Back on April 6th I went into Friends. Friends is a retro game shop that is like an old friend. It was the preferred game stop of insert credit and then select button. It is quiet, carpeted. It is just outside of Akihabara, a mere 30 seconds from Suehirocho Station on the Ginza Line. It exists in a non-descript building on the 2nd and 3rd floor. Just above on the 4th floor is an establishment offering school-girl themed handjobs. Only as I write this do I connect that establishment has also existed for 17 years.

The rooms in the building are maybe 8 tatami big. That’s like a college dorm room for two. Always there was Famicom music playing from a tiny Aiwa stereo.
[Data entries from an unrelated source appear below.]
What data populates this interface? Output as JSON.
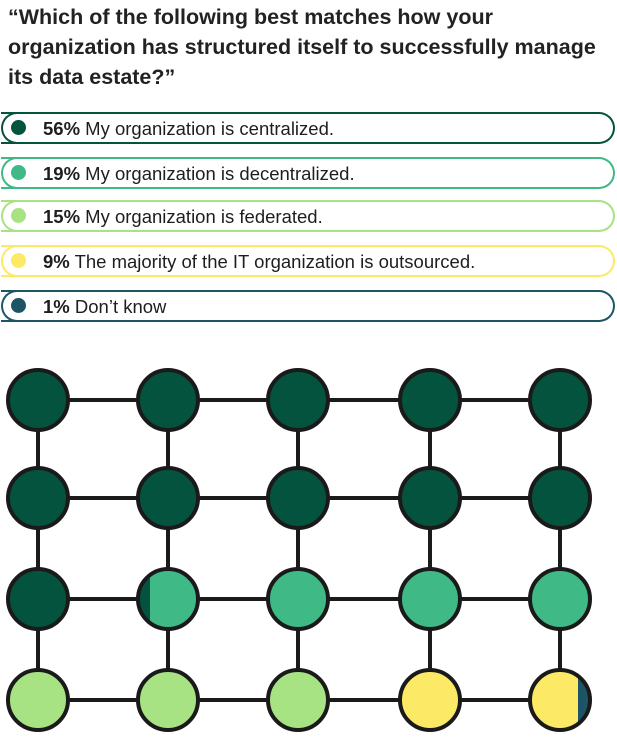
{
  "question": "“Which of the following best matches how your organization has structured itself to successfully manage its data estate?”",
  "chart_data": {
    "type": "pie",
    "title": "“Which of the following best matches how your organization has structured itself to successfully manage its data estate?”",
    "unit": "%",
    "grid": {
      "rows": 4,
      "cols": 5,
      "percent_per_dot": 5
    },
    "series": [
      {
        "pct": "56%",
        "value": 56,
        "label": "My organization is centralized.",
        "color": "#04533f"
      },
      {
        "pct": "19%",
        "value": 19,
        "label": "My organization is decentralized.",
        "color": "#3fb985"
      },
      {
        "pct": "15%",
        "value": 15,
        "label": "My organization is federated.",
        "color": "#a8e383"
      },
      {
        "pct": "9%",
        "value": 9,
        "label": "The majority of the IT organization is outsourced.",
        "color": "#fcea67"
      },
      {
        "pct": "1%",
        "value": 1,
        "label": "Don’t know",
        "color": "#1d5567"
      }
    ]
  }
}
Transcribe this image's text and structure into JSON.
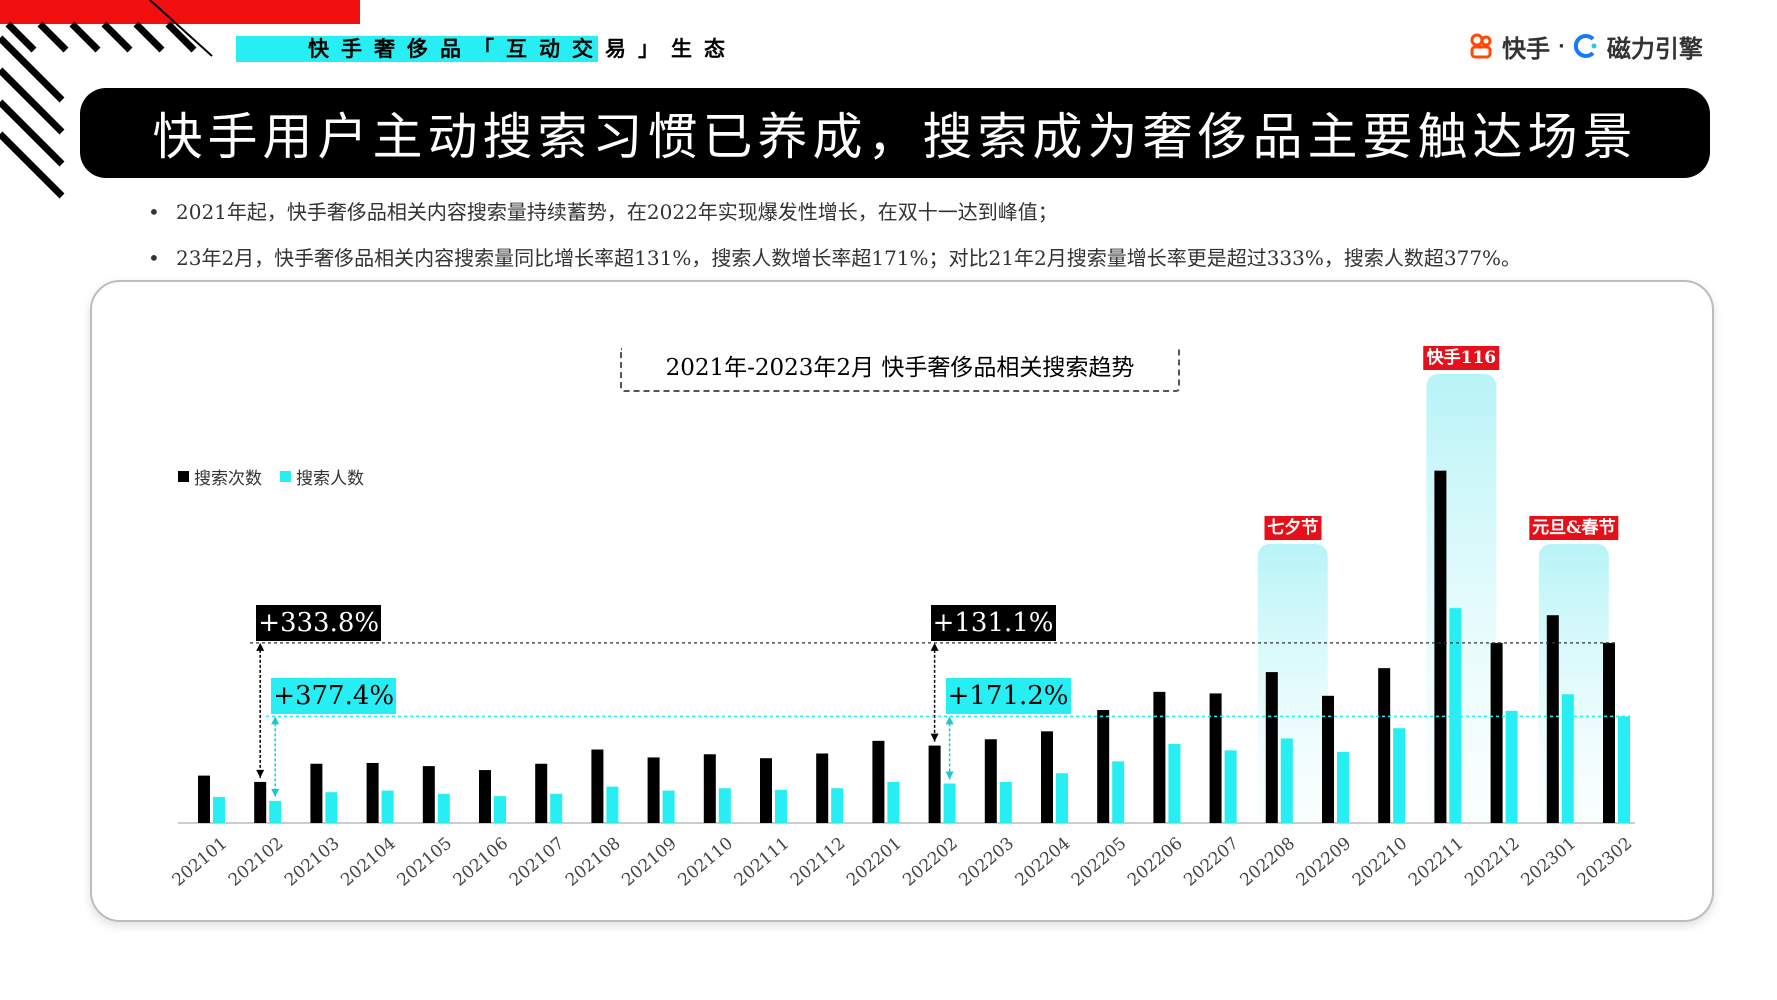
{
  "header": {
    "section_tag": "快手奢侈品「互动交易」生态",
    "logo_kuaishou": "快手",
    "logo_sep": "·",
    "logo_cili": "磁力引擎"
  },
  "title": "快手用户主动搜索习惯已养成，搜索成为奢侈品主要触达场景",
  "bullets": [
    "2021年起，快手奢侈品相关内容搜索量持续蓄势，在2022年实现爆发性增长，在双十一达到峰值；",
    "23年2月，快手奢侈品相关内容搜索量同比增长率超131%，搜索人数增长率超171%；对比21年2月搜索量增长率更是超过333%，搜索人数超377%。"
  ],
  "bullet_symbol": "•",
  "colors": {
    "search_count": "#000000",
    "searchers": "#26eef2",
    "accent_red": "#e6101a",
    "highlight_fill": "#bff6f8"
  },
  "chart_data": {
    "type": "bar",
    "title": "2021年-2023年2月 快手奢侈品相关搜索趋势",
    "categories": [
      "202101",
      "202102",
      "202103",
      "202104",
      "202105",
      "202106",
      "202107",
      "202108",
      "202109",
      "202110",
      "202111",
      "202112",
      "202201",
      "202202",
      "202203",
      "202204",
      "202205",
      "202206",
      "202207",
      "202208",
      "202209",
      "202210",
      "202211",
      "202212",
      "202301",
      "202302"
    ],
    "series": [
      {
        "name": "搜索次数",
        "values": [
          60,
          52,
          75,
          76,
          72,
          67,
          75,
          93,
          83,
          87,
          82,
          88,
          104,
          98,
          106,
          116,
          143,
          166,
          164,
          191,
          161,
          196,
          446,
          228,
          263,
          228
        ]
      },
      {
        "name": "搜索人数",
        "values": [
          33,
          28,
          39,
          41,
          37,
          34,
          37,
          46,
          41,
          44,
          42,
          44,
          52,
          50,
          52,
          63,
          78,
          100,
          92,
          107,
          90,
          120,
          272,
          142,
          163,
          135
        ]
      }
    ],
    "ylim": [
      0,
      500
    ],
    "legend_position": "top-left",
    "grid": false,
    "annotations": {
      "event_labels": [
        {
          "label": "七夕节",
          "category": "202208"
        },
        {
          "label": "快手116",
          "category": "202211"
        },
        {
          "label": "元旦&春节",
          "category": "202301"
        }
      ],
      "growth_labels": [
        {
          "label": "+333.8%",
          "category": "202102",
          "series": "搜索次数"
        },
        {
          "label": "+377.4%",
          "category": "202102",
          "series": "搜索人数"
        },
        {
          "label": "+131.1%",
          "category": "202202",
          "series": "搜索次数"
        },
        {
          "label": "+171.2%",
          "category": "202202",
          "series": "搜索人数"
        }
      ]
    }
  }
}
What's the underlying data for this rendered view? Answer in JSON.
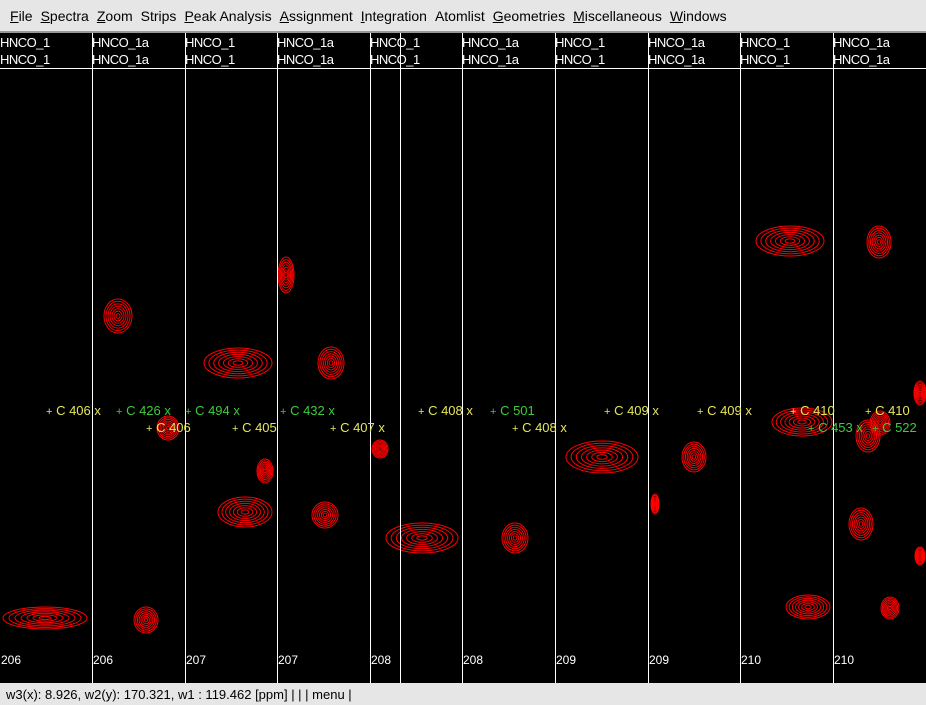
{
  "menu": [
    {
      "u": "F",
      "rest": "ile"
    },
    {
      "u": "S",
      "rest": "pectra"
    },
    {
      "u": "Z",
      "rest": "oom"
    },
    {
      "u": "",
      "rest": "Strips"
    },
    {
      "u": "P",
      "rest": "eak Analysis"
    },
    {
      "u": "A",
      "rest": "ssignment"
    },
    {
      "u": "I",
      "rest": "ntegration"
    },
    {
      "u": "",
      "rest": "Atomlist"
    },
    {
      "u": "G",
      "rest": "eometries"
    },
    {
      "u": "M",
      "rest": "iscellaneous"
    },
    {
      "u": "W",
      "rest": "indows"
    }
  ],
  "strips": [
    {
      "line1": "HNCO_1",
      "line2": "HNCO_1",
      "residue": "206"
    },
    {
      "line1": "HNCO_1a",
      "line2": "HNCO_1a",
      "residue": "206"
    },
    {
      "line1": "HNCO_1",
      "line2": "HNCO_1",
      "residue": "207"
    },
    {
      "line1": "HNCO_1a",
      "line2": "HNCO_1a",
      "residue": "207"
    },
    {
      "line1": "HNCO_1",
      "line2": "HNCO_1",
      "residue": "208"
    },
    {
      "line1": "HNCO_1a",
      "line2": "HNCO_1a",
      "residue": "208"
    },
    {
      "line1": "HNCO_1",
      "line2": "HNCO_1",
      "residue": "209"
    },
    {
      "line1": "HNCO_1a",
      "line2": "HNCO_1a",
      "residue": "209"
    },
    {
      "line1": "HNCO_1",
      "line2": "HNCO_1",
      "residue": "210"
    },
    {
      "line1": "HNCO_1a",
      "line2": "HNCO_1a",
      "residue": "210"
    }
  ],
  "peak_labels": [
    {
      "text": "C 406 x",
      "color": "#e6e65a"
    },
    {
      "text": "C 426 x",
      "color": "#3ccc3c"
    },
    {
      "text": "C 406",
      "color": "#e6e65a"
    },
    {
      "text": "C 494 x",
      "color": "#3ccc3c"
    },
    {
      "text": "C 405",
      "color": "#e6e65a"
    },
    {
      "text": "C 432 x",
      "color": "#3ccc3c"
    },
    {
      "text": "C 407 x",
      "color": "#e6e65a"
    },
    {
      "text": "C 408 x",
      "color": "#e6e65a"
    },
    {
      "text": "C 501",
      "color": "#3ccc3c"
    },
    {
      "text": "C 408 x",
      "color": "#e6e65a"
    },
    {
      "text": "C 409 x",
      "color": "#e6e65a"
    },
    {
      "text": "C 409 x",
      "color": "#e6e65a"
    },
    {
      "text": "C 410",
      "color": "#e6e65a"
    },
    {
      "text": "C 453 x",
      "color": "#3ccc3c"
    },
    {
      "text": "C 410",
      "color": "#e6e65a"
    },
    {
      "text": "C 522",
      "color": "#3ccc3c"
    }
  ],
  "status": "w3(x):   8.926, w2(y): 170.321, w1   : 119.462 [ppm] |    |    | menu |",
  "colors": {
    "background": "#000000",
    "contour": "#ff0000",
    "assigned": "#e6e65a",
    "other": "#3ccc3c"
  }
}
It felt reverential. You had to respect the shelves.

This last time the Super Famicom section looked like a German man had come in and said “I’ll take one of everything.” His girlfriend eyes-glazed would have wondered when they were gonna see a real Geisha. Their Sega Saturn was reduced from a wall of bookshelves to two shelves. I don’t think they even had a Dreamcast controller.

I felt emotionally this was the last time I’d ever be in Friends. This beautiful charming game store had changed, and somehow the schoolgirl themed handjob place in the same building had stayed with it.

In the name of inertia, remembrance, and a museum fee (as I sometimes call it) I bought Ico for Playstation 2. Specifically the greatest hits version with the awful yellow and gray double label.

This story resolves in its unresolvement. I’d play Ico and Shadow of the Colosus via streaming. That copy of Ico went immediately into a dark box, its purpose immediately unknown outside of being the last game I purchased at Friends.

Let 2024 be a year that I visit arcades, always to play for the last time. Let me outside of February 29th 2024 always think better of buying another video game.